BARI - Le tariffe per gli interventi con impianto di protesi ortopediche non possono essere determinate solo accettando ciò che hanno chiesto le case di cura private pugliesi. Non capita tutti i giorni che un Tribunale smentisca, e per ben due volte, un proprio commissario ad acta. Ma stavolta il Consiglio di Stato ha salvato la Regione da un salasso che vale non meno di 39 milioni di euro e che avrebbe potuto far saltare ex post il Piano di rientro.

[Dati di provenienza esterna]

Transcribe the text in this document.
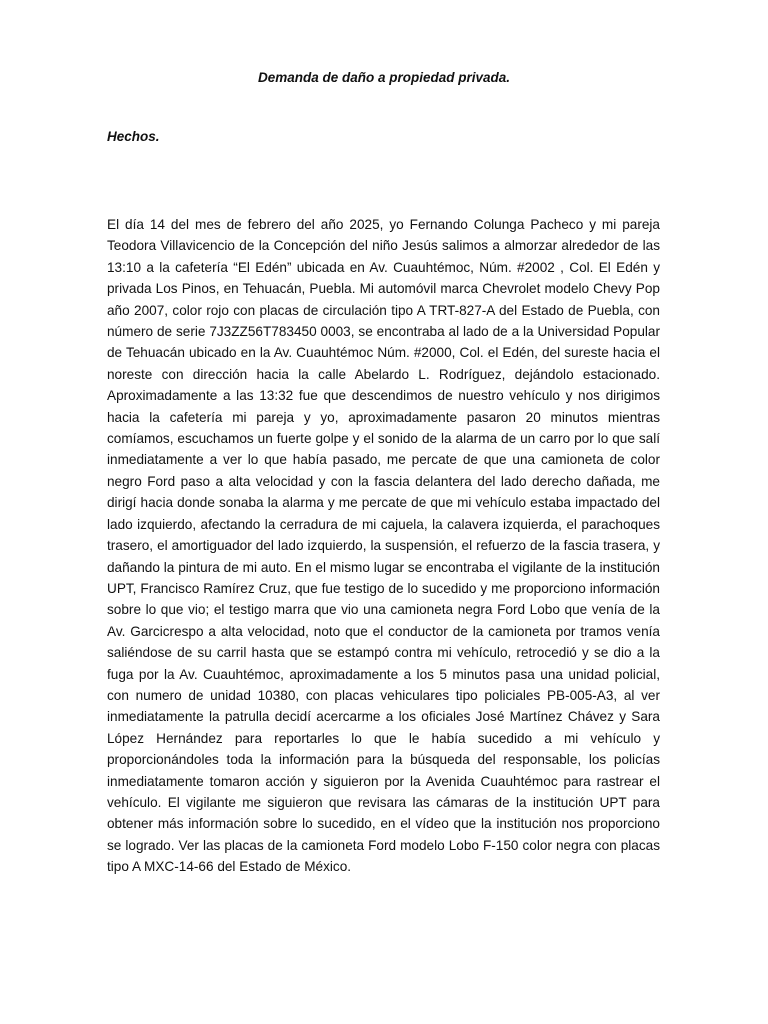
Demanda de daño a propiedad privada.
Hechos.

El día 14 del mes de febrero del año 2025, yo Fernando Colunga Pacheco y mi pareja Teodora Villavicencio de la Concepción del niño Jesús salimos a almorzar alrededor de las 13:10 a la cafetería “El Edén” ubicada en Av. Cuauhtémoc, Núm. #2002 , Col. El Edén y privada Los Pinos, en Tehuacán, Puebla. Mi automóvil marca Chevrolet modelo Chevy Pop año 2007, color rojo con placas de circulación tipo A TRT-827-A del Estado de Puebla, con número de serie 7J3ZZ56T783450 0003, se encontraba al lado de a la Universidad Popular de Tehuacán ubicado en la Av. Cuauhtémoc Núm. #2000, Col. el Edén, del sureste hacia el noreste con dirección hacia la calle Abelardo L. Rodríguez, dejándolo estacionado. Aproximadamente a las 13:32 fue que descendimos de nuestro vehículo y nos dirigimos hacia la cafetería mi pareja y yo, aproximadamente pasaron 20 minutos mientras comíamos, escuchamos un fuerte golpe y el sonido de la alarma de un carro por lo que salí inmediatamente a ver lo que había pasado, me percate de que una camioneta de color negro Ford paso a alta velocidad y con la fascia delantera del lado derecho dañada, me dirigí hacia donde sonaba la alarma y me percate de que mi vehículo estaba impactado del lado izquierdo, afectando la cerradura de mi cajuela, la calavera izquierda, el parachoques trasero, el amortiguador del lado izquierdo, la suspensión, el refuerzo de la fascia trasera, y dañando la pintura de mi auto. En el mismo lugar se encontraba el vigilante de la institución UPT, Francisco Ramírez Cruz, que fue testigo de lo sucedido y me proporciono información sobre lo que vio; el testigo marra que vio una camioneta negra Ford Lobo que venía de la Av. Garcicrespo a alta velocidad, noto que el conductor de la camioneta por tramos venía saliéndose de su carril hasta que se estampó contra mi vehículo, retrocedió y se dio a la fuga por la Av. Cuauhtémoc, aproximadamente a los 5 minutos pasa una unidad policial, con numero de unidad 10380, con placas vehiculares tipo policiales PB-005-A3, al ver inmediatamente la patrulla decidí acercarme a los oficiales José Martínez Chávez y Sara López Hernández para reportarles lo que le había sucedido a mi vehículo y proporcionándoles toda la información para la búsqueda del responsable, los policías inmediatamente tomaron acción y siguieron por la Avenida Cuauhtémoc para rastrear el vehículo. El vigilante me siguieron que revisara las cámaras de la institución UPT para obtener más información sobre lo sucedido, en el vídeo que la institución nos proporciono se logrado. Ver las placas de la camioneta Ford modelo Lobo F-150 color negra con placas tipo A MXC-14-66 del Estado de México.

Nel 2010, in pieno scandalo delle protesi (quelle di Gianpi Tarantini), l’assessore Tommaso Fiore cambiò le regole per rimborsare gli interventi: per evitare che i medici, opportunamente oliati da Gianpi, acquistassero il dispositivo più costoso, stabilì che la tariffa dovesse essere omnicomprensiva (intervento più protesi). Ma la modifica arrivò quando il 2010 era ormai quasi terminato e gli interventi erano stati già fatti, e il nuovo sistema tariffario venne introdotto solo nel 2013. Il primo dei tre anni di buco, il 2010, è finito davanti ai giudici amministrativi, che dopo una lunga battaglia hanno affidato la soluzione del problema a un commissario. Nel 2015 il Consiglio di Stato lo ha sconfessato una prima volta su reclamo delle sette case di cura. L’altroieri, accogliendo il reclamo predisposto all’ultimo giorno di lavoro in Regione dall’avvocato Sabina Di Lecce (oggi al libero foro), Palazzo Spada lo ha fatto per la seconda volta, e con termini pesantissimi: «Il lungo contenzioso sulla vicenda in esame - hanno scritto i giudici - è dovuto esclusivamente al ripetuto, estemporaneo e indebito comportamento del commissario nominato che ha sistematicamente sostanzialmente ignorato le indicazioni sulle modalità di esecuzione della decisione».
Almeno in linea di principio, la sentenza è chiara. Si tratta di determinare ora per allora il valore di due «Drg» (il listino con cui vengono rimborsati gli ospedali privati) per poi applicarlo agli interventi effettuati nel 2010 da Bernardini e Villa Verde di Taranto, Salus di Brindisi, Villa Bianca di Lecce, Cbh, Santa Maria e Anthea di Bari. Quasi certamente la stessa tariffa verrà applicata anche agli altri anni scoperti (che non rientrano nel giudizio amministrativo), e così - seguendo la decisione del commissario ora annullata - si arrivava ai famosi 39 milioni di euro. Il Consiglio di Stato l’altroieri ha ribadito che la tariffa andrà determinata applicando i criteri in vigore prima del 2010, e non - come aveva fatto il commissario lo scorso anno - accettando le autocertificazioni presentate dalle cliniche private. Il che è oggettivamente un problema, perché dopo tanto tempo quasi certamente le Asl non hanno più nemmeno i dati necessari a ricostruire i singoli interventi.
Ora la palla torna in mano al commissario, che - nonostante l’irritazione - non è stato sostituito. I giudici si sono limitati a invitarlo «al corretto, completo e sollecito adempimento delle predette prescrizioni onde evitare che ulteriori ritardi possano determinare un danno erariale per interessi e rivalutazione. In difetto potrà sempre trarne le opportune conseguenze». Se vuole, insomma, dovrà essere il commissario a dimettersi.